It was well known that Aspergillus nidulans responds to red light. The discovery of phytochrome started with a bet in the lab when we were searching for a new subject for a Diploma thesis. At that time, in 2004, we were invovled in the annotation of the genome and Kay Vienken found a sequence in the genome with similarity to plant phytochrome. He suggested that we follow that discovery. I suggested a more "safe" project on a kinase protein and we bet which project would be more successful. Well, the phytochrome indeed turned out to be THE red-light sensor in A. nidulans and we are working very successfully on that since then.
After the characterization of the gene in A. nidulans and the expression of the phytochrome protein in E. coli, we analyzed the signal transduction cascade and discovered that phytochrome has a cytoplasmic and a nuclear function. In the nucleus it interacts with the blue-light receptor LreA and the transcription factor VeA. The cytoplasmic function was discovered in a forward genetics approach, where we isolated "blind" mutants. Whole genome sequencing of one of the mutant revealed a mutation in the MAP kinase HogA (SakA). This was a great discovery, because it showed that light and stress sensing is related. This explained also the role for light sensing in nature.
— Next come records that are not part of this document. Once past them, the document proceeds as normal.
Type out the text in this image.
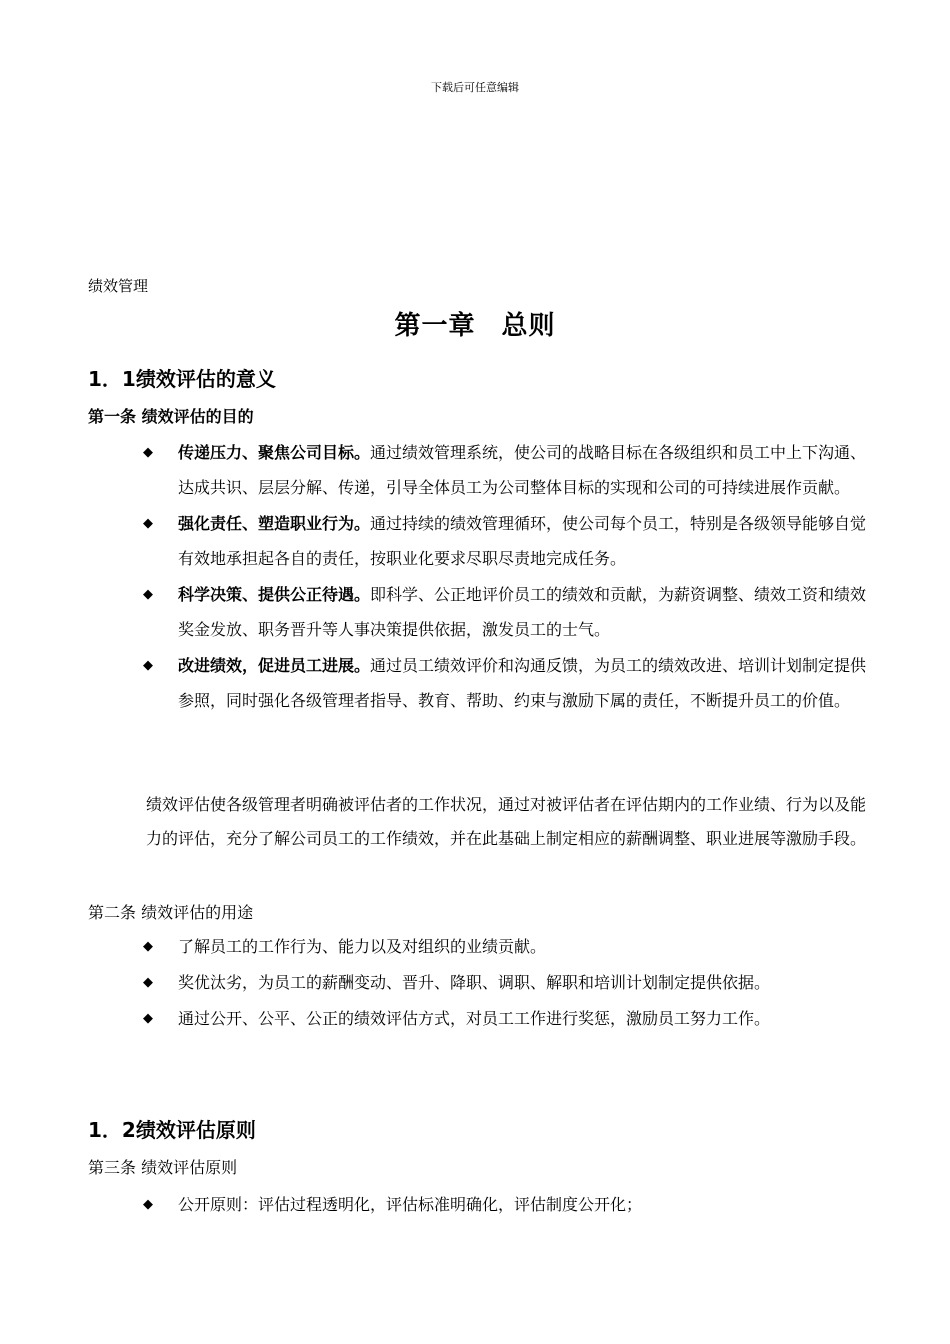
下载后可任意编辑
绩效管理
第一章 总则
1．1绩效评估的意义
第一条 绩效评估的目的
◆ 传递压力、聚焦公司目标。通过绩效管理系统，使公司的战略目标在各级组织和员工中上下沟通、达成共识、层层分解、传递，引导全体员工为公司整体目标的实现和公司的可持续进展作贡献。
◆ 强化责任、塑造职业行为。通过持续的绩效管理循环，使公司每个员工，特别是各级领导能够自觉有效地承担起各自的责任，按职业化要求尽职尽责地完成任务。
◆ 科学决策、提供公正待遇。即科学、公正地评价员工的绩效和贡献，为薪资调整、绩效工资和绩效奖金发放、职务晋升等人事决策提供依据，激发员工的士气。
◆ 改进绩效，促进员工进展。通过员工绩效评价和沟通反馈，为员工的绩效改进、培训计划制定提供参照，同时强化各级管理者指导、教育、帮助、约束与激励下属的责任，不断提升员工的价值。

绩效评估使各级管理者明确被评估者的工作状况，通过对被评估者在评估期内的工作业绩、行为以及能力的评估，充分了解公司员工的工作绩效，并在此基础上制定相应的薪酬调整、职业进展等激励手段。

第二条 绩效评估的用途
◆ 了解员工的工作行为、能力以及对组织的业绩贡献。
◆ 奖优汰劣，为员工的薪酬变动、晋升、降职、调职、解职和培训计划制定提供依据。
◆ 通过公开、公平、公正的绩效评估方式，对员工工作进行奖惩，激励员工努力工作。
1．2绩效评估原则
第三条 绩效评估原则
◆ 公开原则：评估过程透明化，评估标准明确化，评估制度公开化；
Blumenstein, A., Vienken, K., Tasler, R., Purschwitz, J., Veith, D., Frankenberg-Dinkel, N. & Fischer, R. (2005) The Aspergillus nidulans phytochrome FphA represses sexual development in red light. Curr. Biol., 15:1833-1838.
Purschwitz, J., Müller, S., Kastner, C., Schöser, M., Haas, H., Espeso, E.A., Atoui, A., Calvo, A.M. & Fischer, R. (2008) Functional and physical interaction of blue and red-light sensors in Aspergillus nidulans. Curr. Biol., 18:255-259.
Hedtke, M., Rauscher, S., Röhrig ,J., Rodriguez, J., Yu, Z., & Fischer, R. (2015) Light-dependent gene activation in Aspergillus nidulans is strictly dependent on phytochrome and involves the interplay of phytochrome and white-collar-regulated histone H3 acetylation. Mol. Microbiol., 97:733-745.
Rauscher, S., Pacher, S., Kniemeyer, O. & Fischer, R. (2016) A phosphorylation code of the Aspergillus nidulans global regulator VelvetA (VeA) determines specific functions. Mol. Microbiol., 99:909-924.
Yu, Z., Armant, O. & Fischer, R. (2016) Fungi use the SakA/HogA pathway for phytochrome-dependent light signaling. Nature Microbiol., 2016, 1: 16019.
Yu, Z. & Fischer, R. (2019) Light sensing and responses in fungi. Nat. Rev. Microbiol., 17(1):25-36.